Le gouvernement australien a annoncé une intensification significative de sa lutte contre l'accès des mineurs aux plateformes de réseaux sociaux, ciblant les entreprises qui ne respectent pas l'interdiction pour les moins de 16 ans. Dès le samedi 27 juin, les amendes pour ces manquements seront doublées, atteignant désormais près de 60 millions d'euros, soit environ 99 millions de dollars australiens. Cette mesure vise à endiguer les violations répétées d'une législation jugée cruciale pour la protection de la jeunesse.

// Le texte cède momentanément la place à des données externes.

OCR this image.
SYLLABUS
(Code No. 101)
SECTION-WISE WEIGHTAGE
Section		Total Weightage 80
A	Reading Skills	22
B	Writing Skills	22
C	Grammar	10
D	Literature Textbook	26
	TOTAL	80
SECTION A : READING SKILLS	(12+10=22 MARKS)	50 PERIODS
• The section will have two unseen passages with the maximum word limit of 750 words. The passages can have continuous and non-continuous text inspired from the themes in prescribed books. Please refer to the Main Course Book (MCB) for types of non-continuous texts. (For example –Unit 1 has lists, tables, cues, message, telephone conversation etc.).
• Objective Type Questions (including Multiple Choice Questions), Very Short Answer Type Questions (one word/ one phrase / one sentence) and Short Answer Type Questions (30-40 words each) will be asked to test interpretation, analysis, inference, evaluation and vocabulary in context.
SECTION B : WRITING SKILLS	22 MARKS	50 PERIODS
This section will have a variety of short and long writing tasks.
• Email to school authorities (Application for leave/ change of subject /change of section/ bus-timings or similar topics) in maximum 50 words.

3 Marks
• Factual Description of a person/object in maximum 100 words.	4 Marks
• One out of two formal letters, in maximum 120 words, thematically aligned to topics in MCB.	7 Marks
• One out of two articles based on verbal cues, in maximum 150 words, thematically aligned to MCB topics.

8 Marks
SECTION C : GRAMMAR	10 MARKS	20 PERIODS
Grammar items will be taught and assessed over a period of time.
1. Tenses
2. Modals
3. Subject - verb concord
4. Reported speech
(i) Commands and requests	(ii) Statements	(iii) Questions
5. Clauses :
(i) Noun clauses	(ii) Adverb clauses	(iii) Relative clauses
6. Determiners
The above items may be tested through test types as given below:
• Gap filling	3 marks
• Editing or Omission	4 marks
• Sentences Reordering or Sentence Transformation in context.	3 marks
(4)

Le Premier ministre Anthony Albanese a justifié cette décision, soulignant que "les géants de la tech ne font pas assez pour se conformer à la loi" et qu'"il y a encore trop d'enfants sur les réseaux sociaux". Il a ajouté que ces ajustements législatifs "reflètent le sérieux avec lequel nous prenons tout manquement des entreprises de réseaux sociaux à leurs obligations". Parallèlement, l'exécutif prévoit de renforcer les pouvoirs du régulateur numérique national, afin de lui permettre de mieux encadrer l'activité des plateformes. Actuellement, plusieurs poids lourds du secteur, dont Facebook, Instagram, Snapchat, TikTok et YouTube, font l'objet d'enquêtes pour de possibles non-conformités, selon un communiqué gouvernemental.
L'approche australienne, perçue comme un modèle potentiel pour freiner l'influence grandissante des géants technologiques, suscite un intérêt mondial considérable. Cependant, une étude récente, évaluée par des pairs et publiée jeudi dans le British Medical Journal (BMJ) par une équipe de chercheurs australiens, tempère l'optimisme quant à l'efficacité de l'interdiction existante. Les conclusions révèlent que la législation n'a eu qu'un impact limité sur les habitudes de navigation des adolescents.

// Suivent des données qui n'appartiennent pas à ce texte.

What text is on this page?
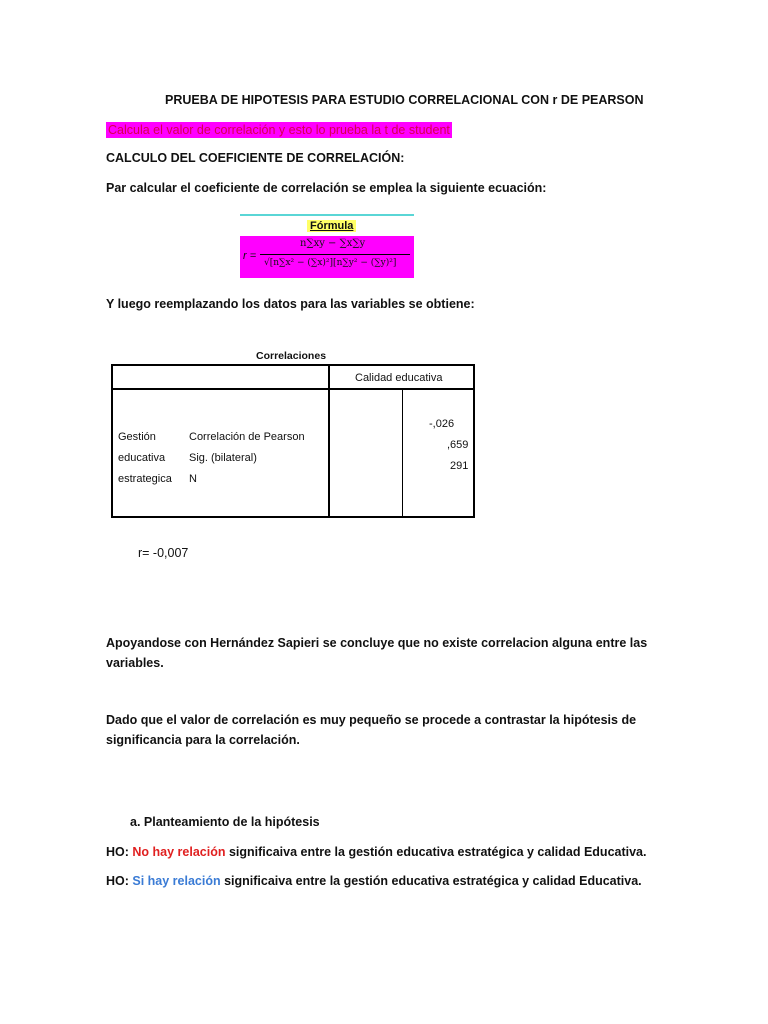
PRUEBA DE HIPOTESIS PARA ESTUDIO CORRELACIONAL CON r DE PEARSON
Calcula el valor de correlación y esto lo prueba la t de student
CALCULO DEL COEFICIENTE DE CORRELACIÓN:
Par calcular el coeficiente de correlación se emplea la siguiente ecuación:
Fórmula
r =
n∑xy − ∑x∑y
√[n∑x² − (∑x)²][n∑y² − (∑y)²]
Y luego reemplazando los datos para las variables se obtiene:
Correlaciones
Calidad educativa
Gestión
educativa
estrategica
Correlación de Pearson
Sig. (bilateral)
N
-,026
,659
291
r= -0,007
Apoyandose con Hernández Sapieri se concluye que no existe correlacion alguna entre las
variables.
Dado que el valor de correlación es muy pequeño se procede a contrastar la hipótesis de
significancia para la correlación.
a. Planteamiento de la hipótesis
HO: No hay relación significaiva entre la gestión educativa estratégica y calidad Educativa.
HO: Si hay relación significaiva entre la gestión educativa estratégica y calidad Educativa.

Les chercheurs ont constaté peu de changements dans l'utilisation des réseaux sociaux chez les 12-13 ans. Une légère diminution a été observée dans la tranche des 14-15 ans, tandis qu'une augmentation de l'utilisation a même été relevée chez les jeunes de 16 ans et plus. Ces résultats s'expliquent par les méthodes de contournement employées par les mineurs, qui incluent l'utilisation de comptes enregistrés au nom de personnes plus âgées, la création de faux profils ou la connexion via des navigateurs privés pour masquer leur âge.

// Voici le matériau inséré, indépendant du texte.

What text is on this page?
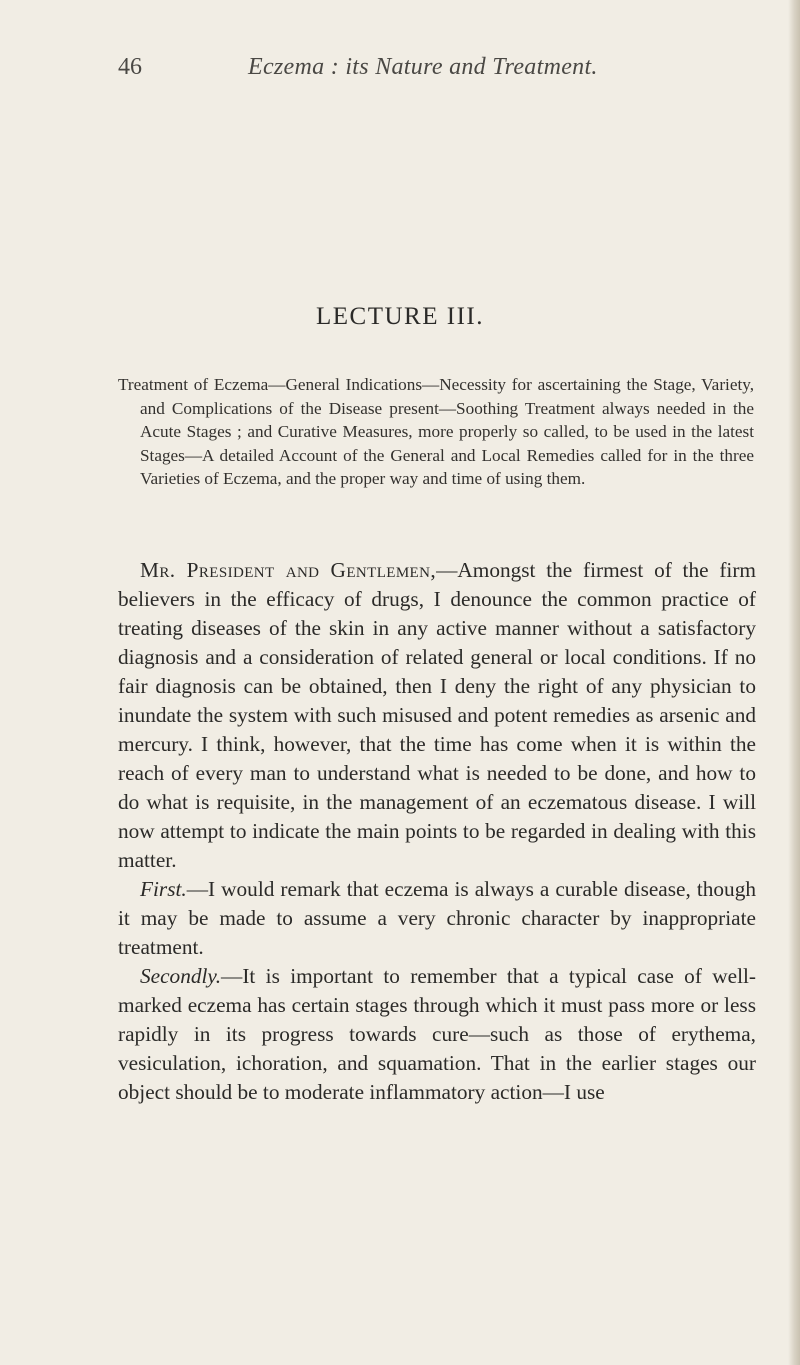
46	Eczema : its Nature and Treatment.
LECTURE III.
Treatment of Eczema—General Indications—Necessity for ascertaining the Stage, Variety, and Complications of the Disease present—Soothing Treatment always needed in the Acute Stages ; and Curative Measures, more properly so called, to be used in the latest Stages—A detailed Account of the General and Local Remedies called for in the three Varieties of Eczema, and the proper way and time of using them.

Mr. President and Gentlemen,—Amongst the firmest of the firm believers in the efficacy of drugs, I denounce the common practice of treating diseases of the skin in any active manner without a satisfactory diagnosis and a consideration of related general or local conditions. If no fair diagnosis can be obtained, then I deny the right of any physician to inundate the system with such misused and potent remedies as arsenic and mercury. I think, however, that the time has come when it is within the reach of every man to understand what is needed to be done, and how to do what is requisite, in the management of an eczematous disease. I will now attempt to indicate the main points to be regarded in dealing with this matter.

First.—I would remark that eczema is always a curable disease, though it may be made to assume a very chronic character by inappropriate treatment.

Secondly.—It is important to remember that a typical case of well-marked eczema has certain stages through which it must pass more or less rapidly in its progress towards cure—such as those of erythema, vesiculation, ichoration, and squamation. That in the earlier stages our object should be to moderate inflammatory action—I use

Malgré l'ambition affichée par le gouvernement australien de protéger sa jeunesse numérique par des sanctions financières renforcées et des pouvoirs de régulation accrus, la réalité du terrain, telle que révélée par la recherche, met en lumière la difficulté d'appliquer efficacement de telles interdictions. L'Australie reste néanmoins déterminée à faire respecter cette législation, cherchant à imposer une plus grande responsabilité aux plateformes numériques face à leurs obligations légales.